Ein anderer junger Delegierter hat für sich das Fazit gezogen: „Ich habe gelernt, wie man sich unter undemokratischen Verhältnissen trotzdem einbringen kann.“ Mir geht es ganz ähnlich. Obwohl man formal kaum mitreden kann, gibt es doch viele dieser Prozesse, die außerhalb der offiziellen Bühne ablaufen. Hier kommt es vor allem darauf an, so viele Infos wie möglich zu haben und zu wissen, wen man in welcher Form ansprechen sollte. Außerdem ist es wichtig, dass man nicht alleine ist, sondern sich mit anderen regelmäßig abspricht. Allerdings darf man auch nicht zuviel planen und absprechen, dann geht die Zeit und die Spontaneität verloren.

Gelernt habe ich auch, dass man nicht immer taktieren sollte. Eigentlich wollten wir Donnerstag vormittag einen Beitrag zum Thema Religionsfreiheit vor dem Plenum machen, er war schon fertig vorbereitet. Allerdings haben wir uns verkalkuliert, weil wir auf Nummer sicher gehen wollen und etwas die Spielregeln ändern wollten, damit dieser Beitrag in jedem Fall drankommt – das ging natürlich prompt schief. Das war echt schade; darbereitet, das kam nicht durch, weil wir zuviel taktiert hatten. Schade, damit hätten wir ein Thema angesprochen, das hier ziemlich tabuisiert wurde.
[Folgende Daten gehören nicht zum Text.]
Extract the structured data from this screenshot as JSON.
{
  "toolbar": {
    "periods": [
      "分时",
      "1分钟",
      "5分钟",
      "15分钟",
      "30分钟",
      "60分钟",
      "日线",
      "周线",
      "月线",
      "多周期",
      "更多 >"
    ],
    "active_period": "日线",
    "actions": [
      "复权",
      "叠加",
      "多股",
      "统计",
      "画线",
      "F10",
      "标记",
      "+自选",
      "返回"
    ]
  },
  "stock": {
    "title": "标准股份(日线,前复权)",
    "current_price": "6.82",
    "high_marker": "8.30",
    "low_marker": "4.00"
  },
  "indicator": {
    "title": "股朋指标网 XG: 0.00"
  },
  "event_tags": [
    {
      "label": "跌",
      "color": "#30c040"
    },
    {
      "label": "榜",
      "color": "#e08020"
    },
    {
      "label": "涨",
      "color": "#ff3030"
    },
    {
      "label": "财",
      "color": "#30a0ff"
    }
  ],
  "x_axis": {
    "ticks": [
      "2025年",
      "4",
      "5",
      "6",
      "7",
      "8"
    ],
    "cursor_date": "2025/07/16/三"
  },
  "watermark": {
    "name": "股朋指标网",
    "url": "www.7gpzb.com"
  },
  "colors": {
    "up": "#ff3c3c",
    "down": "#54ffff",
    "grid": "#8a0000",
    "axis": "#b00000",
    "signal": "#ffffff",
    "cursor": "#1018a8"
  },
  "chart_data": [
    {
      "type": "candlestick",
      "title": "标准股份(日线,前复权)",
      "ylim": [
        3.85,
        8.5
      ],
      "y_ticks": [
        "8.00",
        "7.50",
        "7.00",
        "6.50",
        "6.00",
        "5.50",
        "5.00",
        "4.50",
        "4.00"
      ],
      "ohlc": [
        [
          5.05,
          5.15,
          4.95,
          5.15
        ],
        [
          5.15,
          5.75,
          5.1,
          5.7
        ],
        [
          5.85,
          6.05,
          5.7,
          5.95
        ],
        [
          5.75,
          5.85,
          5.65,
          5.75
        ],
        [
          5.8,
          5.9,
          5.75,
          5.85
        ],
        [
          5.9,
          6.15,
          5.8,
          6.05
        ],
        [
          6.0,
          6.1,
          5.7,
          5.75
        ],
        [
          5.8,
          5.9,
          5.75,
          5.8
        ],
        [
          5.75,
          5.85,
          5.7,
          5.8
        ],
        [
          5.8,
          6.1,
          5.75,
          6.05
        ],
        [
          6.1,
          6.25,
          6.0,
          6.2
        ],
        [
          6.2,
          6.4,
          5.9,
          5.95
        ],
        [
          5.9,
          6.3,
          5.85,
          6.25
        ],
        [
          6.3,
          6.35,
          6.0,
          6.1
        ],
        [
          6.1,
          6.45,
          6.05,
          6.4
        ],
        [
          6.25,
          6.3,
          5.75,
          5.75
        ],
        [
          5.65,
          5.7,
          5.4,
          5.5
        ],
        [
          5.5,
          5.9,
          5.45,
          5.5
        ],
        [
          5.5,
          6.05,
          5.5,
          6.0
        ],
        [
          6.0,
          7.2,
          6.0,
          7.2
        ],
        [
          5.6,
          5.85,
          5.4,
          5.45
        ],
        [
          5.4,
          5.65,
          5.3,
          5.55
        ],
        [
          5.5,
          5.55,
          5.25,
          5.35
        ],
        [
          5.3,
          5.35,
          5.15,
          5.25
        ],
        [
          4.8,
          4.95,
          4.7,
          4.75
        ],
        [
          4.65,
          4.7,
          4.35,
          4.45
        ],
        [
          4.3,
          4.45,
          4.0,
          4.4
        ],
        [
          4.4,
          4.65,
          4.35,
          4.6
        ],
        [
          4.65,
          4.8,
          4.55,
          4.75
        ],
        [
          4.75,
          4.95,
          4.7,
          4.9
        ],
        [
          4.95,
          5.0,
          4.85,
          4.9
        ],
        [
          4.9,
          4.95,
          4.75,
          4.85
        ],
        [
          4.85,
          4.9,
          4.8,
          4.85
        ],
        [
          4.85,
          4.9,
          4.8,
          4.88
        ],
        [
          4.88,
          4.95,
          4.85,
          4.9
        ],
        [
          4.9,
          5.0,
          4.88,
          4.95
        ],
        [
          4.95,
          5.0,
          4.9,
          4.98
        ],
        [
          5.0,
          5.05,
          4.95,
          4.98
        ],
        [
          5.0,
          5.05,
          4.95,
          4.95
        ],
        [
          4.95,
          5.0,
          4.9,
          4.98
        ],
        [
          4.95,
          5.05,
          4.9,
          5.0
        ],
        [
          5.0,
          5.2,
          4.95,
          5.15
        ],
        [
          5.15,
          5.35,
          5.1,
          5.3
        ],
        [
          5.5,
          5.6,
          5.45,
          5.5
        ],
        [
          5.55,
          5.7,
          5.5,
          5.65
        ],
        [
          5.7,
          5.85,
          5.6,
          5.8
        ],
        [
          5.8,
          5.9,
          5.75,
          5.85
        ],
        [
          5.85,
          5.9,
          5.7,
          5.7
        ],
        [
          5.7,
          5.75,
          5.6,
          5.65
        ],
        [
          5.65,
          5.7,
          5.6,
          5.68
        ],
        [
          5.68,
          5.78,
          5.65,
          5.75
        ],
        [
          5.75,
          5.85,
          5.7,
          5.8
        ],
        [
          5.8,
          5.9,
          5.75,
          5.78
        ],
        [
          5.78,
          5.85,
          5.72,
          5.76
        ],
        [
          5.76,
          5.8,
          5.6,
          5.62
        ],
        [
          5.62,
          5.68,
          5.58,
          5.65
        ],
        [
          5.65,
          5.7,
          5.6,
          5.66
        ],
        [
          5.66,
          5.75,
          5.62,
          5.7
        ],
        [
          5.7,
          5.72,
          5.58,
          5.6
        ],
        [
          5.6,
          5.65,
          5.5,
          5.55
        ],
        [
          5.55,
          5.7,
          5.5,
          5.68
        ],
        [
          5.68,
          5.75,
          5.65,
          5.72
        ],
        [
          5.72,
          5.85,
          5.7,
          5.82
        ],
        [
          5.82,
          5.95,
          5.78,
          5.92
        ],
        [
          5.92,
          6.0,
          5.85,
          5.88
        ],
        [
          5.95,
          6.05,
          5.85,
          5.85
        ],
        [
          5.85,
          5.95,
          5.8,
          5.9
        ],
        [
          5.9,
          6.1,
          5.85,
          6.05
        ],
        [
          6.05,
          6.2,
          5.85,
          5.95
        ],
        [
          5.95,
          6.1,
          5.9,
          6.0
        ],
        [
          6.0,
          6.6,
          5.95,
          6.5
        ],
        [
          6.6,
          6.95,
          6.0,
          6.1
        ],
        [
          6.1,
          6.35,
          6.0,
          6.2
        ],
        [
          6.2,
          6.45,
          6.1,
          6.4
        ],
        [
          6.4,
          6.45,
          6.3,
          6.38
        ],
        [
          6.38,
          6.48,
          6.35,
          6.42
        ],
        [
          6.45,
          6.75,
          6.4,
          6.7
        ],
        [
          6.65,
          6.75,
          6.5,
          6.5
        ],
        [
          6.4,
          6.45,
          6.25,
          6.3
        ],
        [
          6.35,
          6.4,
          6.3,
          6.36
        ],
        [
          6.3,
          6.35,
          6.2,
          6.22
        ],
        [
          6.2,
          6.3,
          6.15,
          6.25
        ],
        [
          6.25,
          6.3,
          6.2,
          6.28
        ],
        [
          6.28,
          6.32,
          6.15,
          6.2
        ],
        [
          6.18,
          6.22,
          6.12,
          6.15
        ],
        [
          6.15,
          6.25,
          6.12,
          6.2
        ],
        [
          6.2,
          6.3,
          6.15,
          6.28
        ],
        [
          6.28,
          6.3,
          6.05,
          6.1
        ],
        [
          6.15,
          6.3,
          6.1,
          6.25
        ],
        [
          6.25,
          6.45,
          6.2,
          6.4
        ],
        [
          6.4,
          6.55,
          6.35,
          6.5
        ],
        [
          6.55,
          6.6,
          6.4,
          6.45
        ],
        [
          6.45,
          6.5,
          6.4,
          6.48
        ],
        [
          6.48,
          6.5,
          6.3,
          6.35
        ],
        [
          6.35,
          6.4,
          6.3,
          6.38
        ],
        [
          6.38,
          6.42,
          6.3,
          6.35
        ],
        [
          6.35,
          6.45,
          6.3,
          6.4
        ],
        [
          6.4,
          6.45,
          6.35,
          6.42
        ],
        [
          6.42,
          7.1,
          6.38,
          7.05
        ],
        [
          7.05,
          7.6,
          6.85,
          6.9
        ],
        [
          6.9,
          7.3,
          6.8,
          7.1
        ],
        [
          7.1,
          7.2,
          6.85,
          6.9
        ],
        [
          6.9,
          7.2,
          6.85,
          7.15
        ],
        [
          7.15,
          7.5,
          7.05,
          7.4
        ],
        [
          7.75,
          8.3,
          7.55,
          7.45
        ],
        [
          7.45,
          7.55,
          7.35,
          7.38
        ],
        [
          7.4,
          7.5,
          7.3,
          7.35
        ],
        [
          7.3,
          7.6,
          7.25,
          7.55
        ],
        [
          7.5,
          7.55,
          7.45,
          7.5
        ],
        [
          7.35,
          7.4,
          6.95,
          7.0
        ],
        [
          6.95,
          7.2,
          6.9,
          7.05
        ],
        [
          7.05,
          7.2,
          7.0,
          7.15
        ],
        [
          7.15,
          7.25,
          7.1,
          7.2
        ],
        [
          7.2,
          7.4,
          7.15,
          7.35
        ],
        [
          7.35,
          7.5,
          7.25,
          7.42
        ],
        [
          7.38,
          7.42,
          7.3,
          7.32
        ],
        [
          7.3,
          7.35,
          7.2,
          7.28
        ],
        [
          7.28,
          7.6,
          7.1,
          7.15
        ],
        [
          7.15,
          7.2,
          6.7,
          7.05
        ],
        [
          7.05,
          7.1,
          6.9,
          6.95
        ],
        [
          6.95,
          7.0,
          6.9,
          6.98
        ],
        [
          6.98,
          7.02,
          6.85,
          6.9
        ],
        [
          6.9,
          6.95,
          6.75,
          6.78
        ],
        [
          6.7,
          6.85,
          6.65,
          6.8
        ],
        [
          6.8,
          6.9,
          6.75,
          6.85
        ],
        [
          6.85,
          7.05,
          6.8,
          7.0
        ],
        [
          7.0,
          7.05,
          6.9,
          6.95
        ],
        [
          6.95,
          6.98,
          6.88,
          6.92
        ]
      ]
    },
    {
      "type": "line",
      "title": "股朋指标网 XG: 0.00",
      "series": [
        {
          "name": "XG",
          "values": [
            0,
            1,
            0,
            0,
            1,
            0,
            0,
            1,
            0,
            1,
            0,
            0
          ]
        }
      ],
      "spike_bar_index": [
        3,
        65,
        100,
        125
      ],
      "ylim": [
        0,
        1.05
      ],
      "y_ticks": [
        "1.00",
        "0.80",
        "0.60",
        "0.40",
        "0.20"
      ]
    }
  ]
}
2. Die Beteiligung der jungen Delegierten

Wir jungen Leute (jung = junge Erwachsene unter 30) haben auf der Versammlung eine sehr gutes Bild abgegeben. Erstmal durch unsere gelben Mützen, durch die einfach erkennbar wurde, dass es uns gibt. Einige Leute wussten auch gleich, was Jeremia 1,7 bedeutet, andere schauten selbst nach.
Aber wir postulierten nicht nur, dass wir etwas zu sagen hätten, sondern wir sagten auch etwas:
- die Präsentation der Botschaft war genial – besser hätte es nicht laufen können. In dem Moment, wo die Stimmung ziemlich gedrückt war, präsentierten die jungen Leute mit dem St. Maurice Statement eine knappe, konkrete und nach vorne schauende Botschaft. Weil der anschließende erste Vorschlag der Abschlussbotschaft überhaupt nicht gut war, steigerte das noch die Wirkung.
- das alternative Forum, mit dem wir zum Ausdruck brachten, dass wir nicht zufrieden sind mit der zu geringen Beteiligungsmöglichkeit am Programm. Wir zeigten, dass wir spontan (am Abend zuvor) auch etwas auf die Beine stellen können.
- der Blog. Vielleicht war er an manchen Stellen zu kritisch, OK. Aber hier konnten wir unsere Kritik äußern, die woanders nicht möglich war. Und wir zeigten trotzdem, dass wir von der Ökumene an sich begeistert sind und das Voranschreiten auf dem gemeinsamen Weg uns ein großes Anliegen ist. Jetzt müssten wir nur noch wissen, wieviel Leute ihn gelesen haben. Viel Werbung haben wir dafür gemacht...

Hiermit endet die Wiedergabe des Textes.